PM stands by Iraq intelligence

PM stands by Iraq intelligence

PM stands by Iraq intelligence

The Prime Minister has insisted that he stands entirely by UK intelligence evidence related to Iraq’s purported weapons of mass destruction (WMD).

Appearing before a twice-yearly committee of select committee chairs, Tony Blair maintained that the decision to go to war against the Middle Eastern state had been completely justified.

There was “no doubt whatever” that Saddam Hussein had been developing WMD and that the threat he posed both to the region and the wider world had been entirely real, the PM said.

His comments follow the publication of a Foreign Affairs Select Committee report yesterday which insisted that the “jury was still out” on whether the WMD claims would prove well-founded.

Significant evidence of WMD programmes has yet to be found in Iraq now two months after the end of major hostilities.

“I am quite sure that we did the right thing in removing Saddam Hussein”, the PM told the committee this morning. “I am quite sure we did the right thing because not merely was he a threat to his region and the wider world, but it was an appalling regime that the world is well rid of”.

He stressed: “I refute any suggestions that we mislead either parliament of the people totally. I think we made the right case, and I think we did the right thing”.

“I think that our intelligence services gave us the correct information and intelligence at the time”.

The PM was unwilling to give a concrete timetable for what he repeatedly insisted would be the eventual discovery of Iraqi WMD.

The Iraq survey group had only just started its work in the Middle Eastern state and would not be fully operational until the end of this month, he said.

“So it is going to take time, but what they will do in a systematic way is what Hans Blix (former UN chief weapons inspector) was unable to do.

The only way that the UN inspectors could effectively seek out WMD programmes was not by “chasing around trying to find the stuff”, Mr Blair stated.

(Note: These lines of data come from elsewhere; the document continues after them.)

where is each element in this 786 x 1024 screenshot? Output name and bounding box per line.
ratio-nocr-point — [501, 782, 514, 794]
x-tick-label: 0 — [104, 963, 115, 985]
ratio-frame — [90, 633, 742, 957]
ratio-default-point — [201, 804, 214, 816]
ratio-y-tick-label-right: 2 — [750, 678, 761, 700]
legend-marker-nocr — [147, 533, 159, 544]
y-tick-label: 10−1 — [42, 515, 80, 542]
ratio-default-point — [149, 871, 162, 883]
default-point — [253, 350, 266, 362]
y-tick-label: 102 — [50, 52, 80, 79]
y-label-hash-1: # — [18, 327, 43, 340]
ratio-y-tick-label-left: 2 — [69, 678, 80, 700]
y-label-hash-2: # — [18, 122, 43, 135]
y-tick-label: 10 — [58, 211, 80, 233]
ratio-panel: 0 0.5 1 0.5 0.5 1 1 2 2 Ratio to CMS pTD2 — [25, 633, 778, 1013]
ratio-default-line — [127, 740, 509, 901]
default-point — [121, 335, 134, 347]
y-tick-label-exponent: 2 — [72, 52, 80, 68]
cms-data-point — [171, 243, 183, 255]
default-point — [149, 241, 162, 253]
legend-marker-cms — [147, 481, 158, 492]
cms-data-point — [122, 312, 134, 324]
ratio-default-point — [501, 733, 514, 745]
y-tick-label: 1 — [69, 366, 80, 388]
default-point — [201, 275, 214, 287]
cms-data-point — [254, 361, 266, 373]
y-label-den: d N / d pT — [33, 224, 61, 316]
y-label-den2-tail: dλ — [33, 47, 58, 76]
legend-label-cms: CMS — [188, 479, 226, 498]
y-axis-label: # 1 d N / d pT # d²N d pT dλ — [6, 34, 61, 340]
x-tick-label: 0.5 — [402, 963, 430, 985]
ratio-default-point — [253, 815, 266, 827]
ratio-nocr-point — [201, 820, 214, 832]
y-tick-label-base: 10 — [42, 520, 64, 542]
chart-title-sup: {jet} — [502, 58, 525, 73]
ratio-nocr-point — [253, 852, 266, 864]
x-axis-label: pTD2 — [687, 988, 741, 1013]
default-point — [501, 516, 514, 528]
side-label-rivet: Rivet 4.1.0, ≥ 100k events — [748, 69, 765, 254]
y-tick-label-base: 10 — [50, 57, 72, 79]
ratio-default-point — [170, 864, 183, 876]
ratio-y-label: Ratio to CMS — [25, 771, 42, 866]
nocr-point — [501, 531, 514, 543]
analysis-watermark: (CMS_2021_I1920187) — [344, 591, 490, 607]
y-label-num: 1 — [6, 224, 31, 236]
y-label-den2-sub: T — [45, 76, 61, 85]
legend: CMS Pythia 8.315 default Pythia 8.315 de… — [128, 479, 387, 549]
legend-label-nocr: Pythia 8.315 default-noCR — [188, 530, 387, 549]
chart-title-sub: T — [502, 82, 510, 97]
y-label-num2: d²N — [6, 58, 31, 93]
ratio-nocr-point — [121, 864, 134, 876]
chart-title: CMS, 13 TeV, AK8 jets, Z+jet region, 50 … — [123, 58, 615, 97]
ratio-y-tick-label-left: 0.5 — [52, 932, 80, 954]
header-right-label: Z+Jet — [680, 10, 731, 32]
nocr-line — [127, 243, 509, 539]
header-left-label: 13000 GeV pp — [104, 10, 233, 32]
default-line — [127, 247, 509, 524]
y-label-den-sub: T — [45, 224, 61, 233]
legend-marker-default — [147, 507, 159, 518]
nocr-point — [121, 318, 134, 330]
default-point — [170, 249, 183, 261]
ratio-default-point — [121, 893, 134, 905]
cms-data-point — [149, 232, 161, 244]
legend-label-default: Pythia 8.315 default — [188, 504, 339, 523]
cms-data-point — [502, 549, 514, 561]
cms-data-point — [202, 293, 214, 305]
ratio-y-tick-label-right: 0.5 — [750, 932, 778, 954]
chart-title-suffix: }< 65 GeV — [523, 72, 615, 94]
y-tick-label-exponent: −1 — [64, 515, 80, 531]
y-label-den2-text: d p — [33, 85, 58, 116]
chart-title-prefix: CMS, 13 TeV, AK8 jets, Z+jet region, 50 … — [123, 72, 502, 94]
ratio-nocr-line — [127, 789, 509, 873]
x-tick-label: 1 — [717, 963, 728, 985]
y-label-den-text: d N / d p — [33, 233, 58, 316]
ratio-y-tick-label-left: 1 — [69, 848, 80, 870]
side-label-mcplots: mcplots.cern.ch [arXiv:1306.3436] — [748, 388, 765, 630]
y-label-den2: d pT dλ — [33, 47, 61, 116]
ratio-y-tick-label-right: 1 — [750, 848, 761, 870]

“That is always going to be incredibly difficult to do because the stuff can be perfectly easily concealed, as can the documentation”.

“The only way you get to the truth of these weapons programmes is by interviewing the people concerned in them”, he said, expressing confidence that such interviews would not be able to take place.

Yesterday, the Commons Foreign Affairs Committee found that the Prime Minister had ‘inadvertently’ misrepresented a second report – the so-called dodgy dossier – to Parliament in February.

Addressing committee chairs this morning, Tony Blair took issue with this claim, insisting that all of the intelligence in the February paper had been entirely accurate.

However, he accepted that the Government had made an error in not originally attributing one of if its sources to a 12-year-old PhD thesis.

The Conservatives accuse the PM of failing to take the issue of the so-called ‘dodgy dossier’ with sufficient seriousness.

And both the Tories and the Liberal Democrats have renewed their joint call for an independent inquiry into the Government’s use of pre-war intelligence.

“The fact of the matter is that the longer this goes on, the more trust he erodes publicly in the Government and in the whole business of politics”, Lib Dem leader Charles Kennedy remarked.

A Times survey today found that those opposed to war has risen from under a quarter to almost half of the UK public, while the number in favour of the war has slipped below 50%.